Please node that this model originates from the ["What's there, what's missing"](https://interaktiv.br.de/ai-detect-newsroom-mentions-in-comments/) collaboration of [AI & Automation Labl of Bayerischer Rundfunk (BR hereafter)](https://www.br.de/extra/ai-automation-lab/index.html) and [Mitteldeutscher Rundfunk (mdr hereafter)](https://www.mdr.de/) as well as [ida](https://idalab.de/). The collaboration took place during the [JournalismAI fellowship '22](https://www.lse.ac.uk/media-and-communications/polis/JournalismAI/Fellowship-Programme). The model presented is part of the the documenation of the half year of project time. The related technical framework can be found a [github](https://github.com/br-data/wtwm-topic-modelling).

## The task

This is a model for the task of classifying whether or not a articles comment addresses the moderation team/authors of the media house that published the article. In this prototype stage the media houses are Bayerischer Rundfunk and Mitteldeutscher Rundfunk.

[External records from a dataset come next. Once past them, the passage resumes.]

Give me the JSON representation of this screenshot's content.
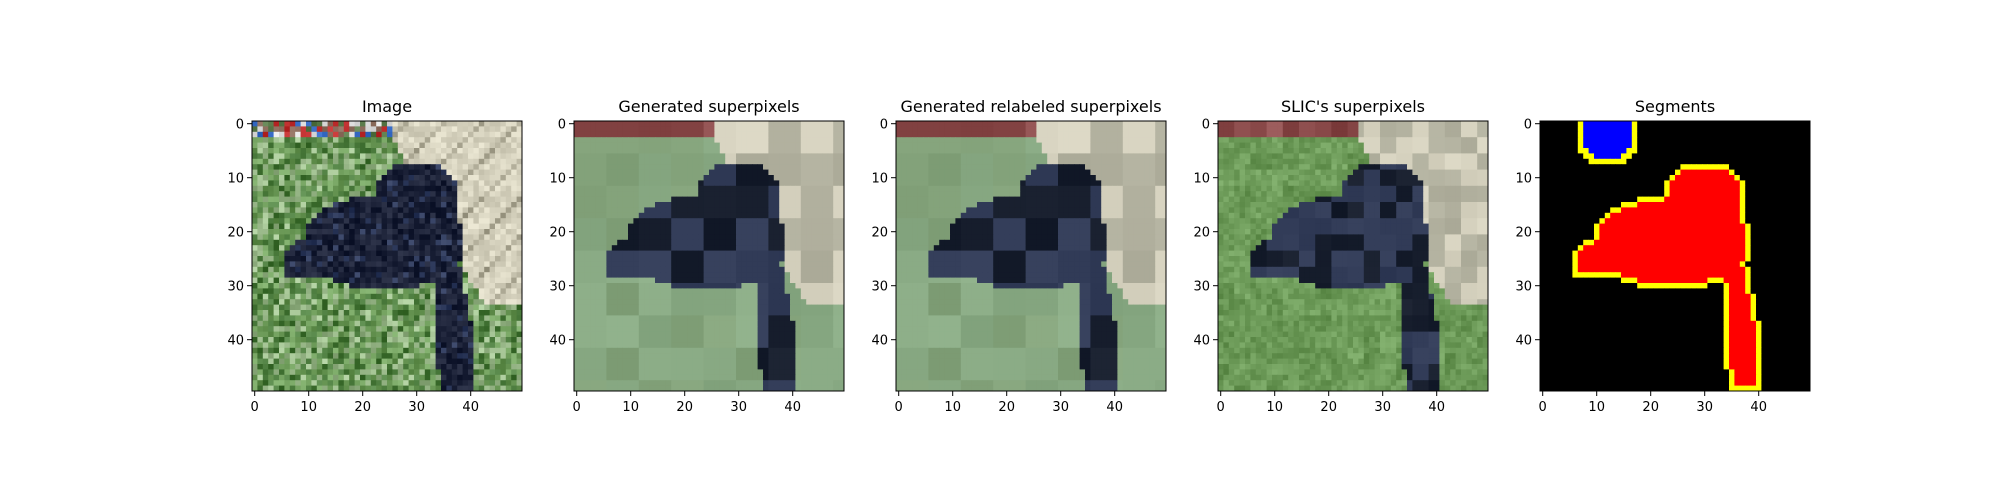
{
  "chart_data": [
    {
      "type": "image",
      "title": "Image",
      "xlim": [
        0,
        49
      ],
      "ylim": [
        0,
        49
      ],
      "xticks": [
        0,
        10,
        20,
        30,
        40
      ],
      "yticks": [
        0,
        10,
        20,
        30,
        40
      ],
      "content": "photo-dog-on-grass"
    },
    {
      "type": "image",
      "title": "Generated superpixels",
      "xlim": [
        0,
        49
      ],
      "ylim": [
        0,
        49
      ],
      "xticks": [
        0,
        10,
        20,
        30,
        40
      ],
      "yticks": [
        0,
        10,
        20,
        30,
        40
      ],
      "content": "superpixel-mean-colors"
    },
    {
      "type": "image",
      "title": "Generated relabeled superpixels",
      "xlim": [
        0,
        49
      ],
      "ylim": [
        0,
        49
      ],
      "xticks": [
        0,
        10,
        20,
        30,
        40
      ],
      "yticks": [
        0,
        10,
        20,
        30,
        40
      ],
      "content": "superpixel-mean-colors"
    },
    {
      "type": "image",
      "title": "SLIC's superpixels",
      "xlim": [
        0,
        49
      ],
      "ylim": [
        0,
        49
      ],
      "xticks": [
        0,
        10,
        20,
        30,
        40
      ],
      "yticks": [
        0,
        10,
        20,
        30,
        40
      ],
      "content": "slic-superpixel-colors"
    },
    {
      "type": "image",
      "title": "Segments",
      "xlim": [
        0,
        49
      ],
      "ylim": [
        0,
        49
      ],
      "xticks": [
        0,
        10,
        20,
        30,
        40
      ],
      "yticks": [
        0,
        10,
        20,
        30,
        40
      ],
      "content": "segment-mask",
      "colors": {
        "background": "#000000",
        "segment_1": "#0000ff",
        "segment_2": "#ff0000",
        "boundary": "#ffff00"
      }
    }
  ],
  "palette": {
    "grass": "#6c9a58",
    "grass_dark": "#4a7a3c",
    "grass_light": "#9ab98a",
    "dog": "#1c2238",
    "dog_light": "#2e3a5c",
    "wall": "#d8d4c0",
    "wall_dark": "#a8a490",
    "sp_grass": "#7fa07a",
    "sp_grass2": "#8fae86",
    "sp_dark": "#1e2534",
    "sp_blue": "#2a3450",
    "sp_wall": "#cfcbb8",
    "sp_wall2": "#b9b8a6"
  }
}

This classification task is implemented as a binary classification into:

label 0: the comment holds no mention
label 1: the comment addresses the moderation team/authors of the media house

We decided to use [german-gpt2](https://huggingface.co/dbmdz/german-gpt2) by MDZ of Bayerische Staatsbibliothek as the foundation model.

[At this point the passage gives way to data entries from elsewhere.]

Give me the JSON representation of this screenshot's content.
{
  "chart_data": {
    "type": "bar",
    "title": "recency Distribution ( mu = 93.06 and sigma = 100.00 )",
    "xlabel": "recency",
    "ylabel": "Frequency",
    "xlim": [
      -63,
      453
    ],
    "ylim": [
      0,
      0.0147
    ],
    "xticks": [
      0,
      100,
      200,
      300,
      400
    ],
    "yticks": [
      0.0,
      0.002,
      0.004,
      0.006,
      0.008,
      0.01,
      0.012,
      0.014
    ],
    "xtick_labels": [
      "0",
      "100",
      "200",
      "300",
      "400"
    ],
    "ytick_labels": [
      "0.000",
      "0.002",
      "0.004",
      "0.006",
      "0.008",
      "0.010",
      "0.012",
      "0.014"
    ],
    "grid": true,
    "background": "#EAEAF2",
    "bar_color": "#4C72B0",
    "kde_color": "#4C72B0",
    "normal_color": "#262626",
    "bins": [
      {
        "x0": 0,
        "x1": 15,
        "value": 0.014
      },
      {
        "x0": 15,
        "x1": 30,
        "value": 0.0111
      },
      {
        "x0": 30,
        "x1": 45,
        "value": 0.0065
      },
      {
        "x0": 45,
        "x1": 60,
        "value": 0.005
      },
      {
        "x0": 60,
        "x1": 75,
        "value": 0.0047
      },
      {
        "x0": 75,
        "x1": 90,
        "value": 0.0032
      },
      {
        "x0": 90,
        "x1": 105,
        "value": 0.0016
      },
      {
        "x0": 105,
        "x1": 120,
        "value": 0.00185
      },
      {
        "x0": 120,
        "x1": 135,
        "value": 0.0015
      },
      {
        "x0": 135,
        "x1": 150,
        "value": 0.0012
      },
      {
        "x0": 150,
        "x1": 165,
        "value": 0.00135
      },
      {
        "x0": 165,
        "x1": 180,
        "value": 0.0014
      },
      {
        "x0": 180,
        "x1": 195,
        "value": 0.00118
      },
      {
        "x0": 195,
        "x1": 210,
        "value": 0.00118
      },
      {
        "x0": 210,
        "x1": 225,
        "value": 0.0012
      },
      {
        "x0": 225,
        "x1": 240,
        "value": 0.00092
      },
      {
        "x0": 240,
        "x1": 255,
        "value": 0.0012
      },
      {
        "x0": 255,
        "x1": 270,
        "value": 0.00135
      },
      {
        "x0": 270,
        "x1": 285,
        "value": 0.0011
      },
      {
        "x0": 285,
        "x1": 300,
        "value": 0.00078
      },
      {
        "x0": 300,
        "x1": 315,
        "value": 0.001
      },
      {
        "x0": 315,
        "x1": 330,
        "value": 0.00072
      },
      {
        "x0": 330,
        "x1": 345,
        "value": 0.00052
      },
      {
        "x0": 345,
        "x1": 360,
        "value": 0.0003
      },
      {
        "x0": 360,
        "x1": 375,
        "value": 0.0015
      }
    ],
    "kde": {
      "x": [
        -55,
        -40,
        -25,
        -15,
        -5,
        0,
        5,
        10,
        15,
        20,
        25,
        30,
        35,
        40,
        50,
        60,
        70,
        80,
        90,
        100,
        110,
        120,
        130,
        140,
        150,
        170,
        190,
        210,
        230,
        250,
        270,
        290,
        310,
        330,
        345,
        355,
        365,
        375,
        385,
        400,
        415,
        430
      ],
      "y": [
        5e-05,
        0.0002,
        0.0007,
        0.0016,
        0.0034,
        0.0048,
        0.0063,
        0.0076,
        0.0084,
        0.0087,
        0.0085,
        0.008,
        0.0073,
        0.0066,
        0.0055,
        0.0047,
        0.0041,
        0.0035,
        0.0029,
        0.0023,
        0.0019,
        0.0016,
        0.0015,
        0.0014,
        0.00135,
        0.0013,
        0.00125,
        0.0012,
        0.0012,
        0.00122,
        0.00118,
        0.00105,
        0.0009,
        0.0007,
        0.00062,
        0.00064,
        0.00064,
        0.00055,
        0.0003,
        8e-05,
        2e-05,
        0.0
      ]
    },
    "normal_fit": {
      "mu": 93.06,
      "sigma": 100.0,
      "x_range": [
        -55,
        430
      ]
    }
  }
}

**This model is still work in progress and might be updated in the future.**


## Dataset & preprocessing

This model was finetuned on a corpus of 18.860 user comments with a share of user comments from BR and mdr websites and social media channels. The ratio of comments without mentions and with mentions is 92% to 8%. With the initial annotated data the share of comments with mentions was 2% of the data. To run the first round of training during the time of the [JournalismAI fellowship '22](https://www.lse.ac.uk/media-and-communications/polis/JournalismAI/Fellowship-Programme), we decided to augment the corpus by 1421 generated comments with mentions. The generated comments were annotated the same way as the initial data.
Please note, that the generated comments are merely meant to kick off the training of the prototype model. Retraining of the model in later iterations of our system will ignore the generated comments and solely depend on authentic comments.

The preprocessing of the data included:
- remove linebreaks
- remove html tags
- remove emojis
- remove formatting fragments (e.g. "---------", "......")
- remove gaps (~ two or more adjacent spaces)
- strip comments for whitespaces at the begin and end of the corpus

We advice to perform the same preprocessing steps when working with the mode.